Lydia (Racoon's Mother) From Baby Girl series

Lydia



She just wasn’t cut out to be a Mother. True, she had gotten pregnant by Stan before her nuptials, had told Charles that the unborn child was his, all the while knowing that this was an end of an era, her independence squandered, the dependence of the child growing inside of her, causing her body to change, causing her to feel woozy one minute, ravenous the next, someone she did not even recognize, and then the dependence on Charles, for now she would be limited to bed rest, her doctor had told her. She wasn’t naturally built to carry a child, and the birth would be excruciatingly painful, a laborious process, so much so, that she began to loathe and detest the seed that was spawning. At what point did it actually become a living soul, she often wondered, as if there were any reasonable recourse for her.



There was a point in time, when she was a young girl, fair haired, wearing a yellow cotton sundress, hair pulled back into a ponytail, when she would carry her dolls, her babies she would call them, her babies, babies just like her, when she would fantasize about becoming a Mother, changing diapers, feeding, loving unconditionally these babies, the children she would someday have.



But something somehow had changed her, she had changed, and all she felt was a seething hostility at the boy she would be forced to raise mostly by herself, because Charles was always busy for work. Charles was busy at a rotary meeting, the Boy Scouts Club, or at a fundraiser. And she was left to feed and clothe Wayne, Wayne who also loved to play with his dolls the way she did, that faggot sissy boy.
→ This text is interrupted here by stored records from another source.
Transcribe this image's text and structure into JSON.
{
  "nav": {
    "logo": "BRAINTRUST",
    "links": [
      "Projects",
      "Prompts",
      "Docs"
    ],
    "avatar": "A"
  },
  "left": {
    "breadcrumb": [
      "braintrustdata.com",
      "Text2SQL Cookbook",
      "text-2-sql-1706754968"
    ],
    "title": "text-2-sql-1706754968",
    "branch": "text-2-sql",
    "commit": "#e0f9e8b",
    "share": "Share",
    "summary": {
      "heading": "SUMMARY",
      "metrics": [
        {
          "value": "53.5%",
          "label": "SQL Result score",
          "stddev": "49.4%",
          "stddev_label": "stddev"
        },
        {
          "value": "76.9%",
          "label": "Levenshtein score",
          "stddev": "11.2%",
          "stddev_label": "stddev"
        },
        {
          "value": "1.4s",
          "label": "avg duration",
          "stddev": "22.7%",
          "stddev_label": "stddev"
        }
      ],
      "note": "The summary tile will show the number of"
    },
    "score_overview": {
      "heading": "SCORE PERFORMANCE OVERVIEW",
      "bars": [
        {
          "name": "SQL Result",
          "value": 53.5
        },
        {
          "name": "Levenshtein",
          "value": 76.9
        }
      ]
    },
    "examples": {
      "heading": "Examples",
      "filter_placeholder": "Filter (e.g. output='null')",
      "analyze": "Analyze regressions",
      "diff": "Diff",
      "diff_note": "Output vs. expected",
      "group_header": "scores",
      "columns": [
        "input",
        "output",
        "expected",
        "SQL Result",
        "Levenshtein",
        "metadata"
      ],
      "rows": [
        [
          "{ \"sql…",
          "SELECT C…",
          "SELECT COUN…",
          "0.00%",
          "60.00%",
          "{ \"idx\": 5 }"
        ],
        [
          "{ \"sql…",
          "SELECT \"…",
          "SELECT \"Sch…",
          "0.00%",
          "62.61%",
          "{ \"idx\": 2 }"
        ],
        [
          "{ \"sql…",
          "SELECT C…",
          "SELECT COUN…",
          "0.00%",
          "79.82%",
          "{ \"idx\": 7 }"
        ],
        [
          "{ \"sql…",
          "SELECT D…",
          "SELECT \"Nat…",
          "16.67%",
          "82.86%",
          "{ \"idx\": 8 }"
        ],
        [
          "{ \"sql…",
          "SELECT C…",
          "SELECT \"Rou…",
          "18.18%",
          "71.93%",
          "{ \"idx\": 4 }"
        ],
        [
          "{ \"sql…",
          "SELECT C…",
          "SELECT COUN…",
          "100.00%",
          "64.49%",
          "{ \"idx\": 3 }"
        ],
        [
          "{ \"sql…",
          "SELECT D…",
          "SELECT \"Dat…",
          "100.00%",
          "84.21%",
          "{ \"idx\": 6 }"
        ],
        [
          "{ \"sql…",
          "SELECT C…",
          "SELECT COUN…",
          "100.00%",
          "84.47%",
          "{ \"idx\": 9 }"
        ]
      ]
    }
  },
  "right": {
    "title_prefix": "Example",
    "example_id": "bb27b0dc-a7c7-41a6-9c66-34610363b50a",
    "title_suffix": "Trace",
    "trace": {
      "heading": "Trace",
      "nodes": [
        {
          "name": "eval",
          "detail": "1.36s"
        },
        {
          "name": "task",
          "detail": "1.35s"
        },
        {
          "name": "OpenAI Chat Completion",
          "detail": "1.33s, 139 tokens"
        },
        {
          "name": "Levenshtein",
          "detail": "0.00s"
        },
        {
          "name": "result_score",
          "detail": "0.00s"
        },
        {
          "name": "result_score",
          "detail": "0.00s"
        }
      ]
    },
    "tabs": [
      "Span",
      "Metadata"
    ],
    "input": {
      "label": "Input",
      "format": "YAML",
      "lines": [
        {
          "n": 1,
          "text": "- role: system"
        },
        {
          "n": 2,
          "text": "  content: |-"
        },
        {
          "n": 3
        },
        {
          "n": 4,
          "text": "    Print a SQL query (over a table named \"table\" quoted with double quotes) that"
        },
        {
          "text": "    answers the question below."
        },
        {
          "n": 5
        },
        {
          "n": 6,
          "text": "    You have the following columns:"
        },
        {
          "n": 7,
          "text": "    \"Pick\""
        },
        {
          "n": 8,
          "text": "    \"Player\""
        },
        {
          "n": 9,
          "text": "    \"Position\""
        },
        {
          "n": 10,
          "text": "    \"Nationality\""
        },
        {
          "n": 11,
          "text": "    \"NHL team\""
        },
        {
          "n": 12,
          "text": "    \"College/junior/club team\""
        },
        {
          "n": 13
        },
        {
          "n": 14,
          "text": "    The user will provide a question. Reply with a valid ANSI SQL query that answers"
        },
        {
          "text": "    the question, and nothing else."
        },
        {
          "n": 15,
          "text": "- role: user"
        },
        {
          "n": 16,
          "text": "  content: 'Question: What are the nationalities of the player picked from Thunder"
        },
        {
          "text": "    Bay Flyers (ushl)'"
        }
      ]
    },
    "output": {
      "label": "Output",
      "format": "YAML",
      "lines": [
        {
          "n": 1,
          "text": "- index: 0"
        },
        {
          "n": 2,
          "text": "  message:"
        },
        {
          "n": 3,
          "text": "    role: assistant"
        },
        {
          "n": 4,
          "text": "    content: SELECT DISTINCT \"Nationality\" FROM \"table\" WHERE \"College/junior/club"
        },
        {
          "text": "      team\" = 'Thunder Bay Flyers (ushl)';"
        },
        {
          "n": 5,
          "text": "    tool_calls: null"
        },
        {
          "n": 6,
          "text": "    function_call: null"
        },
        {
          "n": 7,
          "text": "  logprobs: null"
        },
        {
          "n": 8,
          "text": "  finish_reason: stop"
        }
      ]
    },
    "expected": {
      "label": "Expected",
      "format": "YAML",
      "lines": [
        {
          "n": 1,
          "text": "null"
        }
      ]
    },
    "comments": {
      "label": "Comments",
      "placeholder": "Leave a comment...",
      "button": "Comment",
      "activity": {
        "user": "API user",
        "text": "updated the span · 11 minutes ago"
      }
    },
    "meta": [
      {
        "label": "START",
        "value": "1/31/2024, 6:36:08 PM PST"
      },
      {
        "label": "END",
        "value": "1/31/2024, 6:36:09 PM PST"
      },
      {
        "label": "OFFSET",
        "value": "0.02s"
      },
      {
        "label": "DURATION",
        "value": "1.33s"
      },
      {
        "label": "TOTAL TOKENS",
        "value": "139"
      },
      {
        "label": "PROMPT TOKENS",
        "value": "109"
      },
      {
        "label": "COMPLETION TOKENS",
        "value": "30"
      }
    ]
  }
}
She used to watch him as he would say, “When I have my baby, I will dress you up in pretty dresses and bows,” just like she had done, and she felt repulsed and ashamed of him. It wasn’t as if she was religious and had a problem with whether Wayne would grow to like boys instead of girls. It wasn’t that she had a problem with the boy who would later apply mascara and go to school, the little freak boy who would get teased, pushed, and bullied by the other kids. It was the fact that she would have to come over to the school when they would call. “Please come pick Wayne up. There has been some trouble,” and Lydia would have to stop in the middle of putting groceries away or stopping right in the middle of preparing dinner, which would no doubt be ruined, to clean up his mess, his fucking mess. Always disgraced she was, and Wayne knew that his Mother was angry at him, no not angry, that she hated him, and that somehow made her even angrier. And that is how her life was stolen from her, an indiscretion with a handsome young man before her forthcoming wedding, producing a bastard child whom she despised that looked nothing like Charles. She remembered when she first called him Raccoon, an animal she thought, eyes lined with what appeared to be coal, something that made him appear soft and a target for ridicule, and how he had adopted the name for himself in mockery, humiliating her. All this work, this damned work she was doing for every fucking else, and nothing to show for it.



No, Lydia was not cut out to be a Mom. She knew it, just had she known the moment she had had sex with Stan in the heat of his car, throwing away her future, lying to Charles, telling him lie after lie after lie from that point forward. Like, when she told Wayne that she loved him, she had felt so disconnected and unrelated to this beast, that she actually gasped, this beast that was part of her, born of her, and who might someday grow to be just like her. Lydia, Lydia. How had it all gone so wrong, gotten so fucked up? Lydia, Lydia, Lydia. She lit a cigarette and exhaled slowly, blindly watching the serial on the television.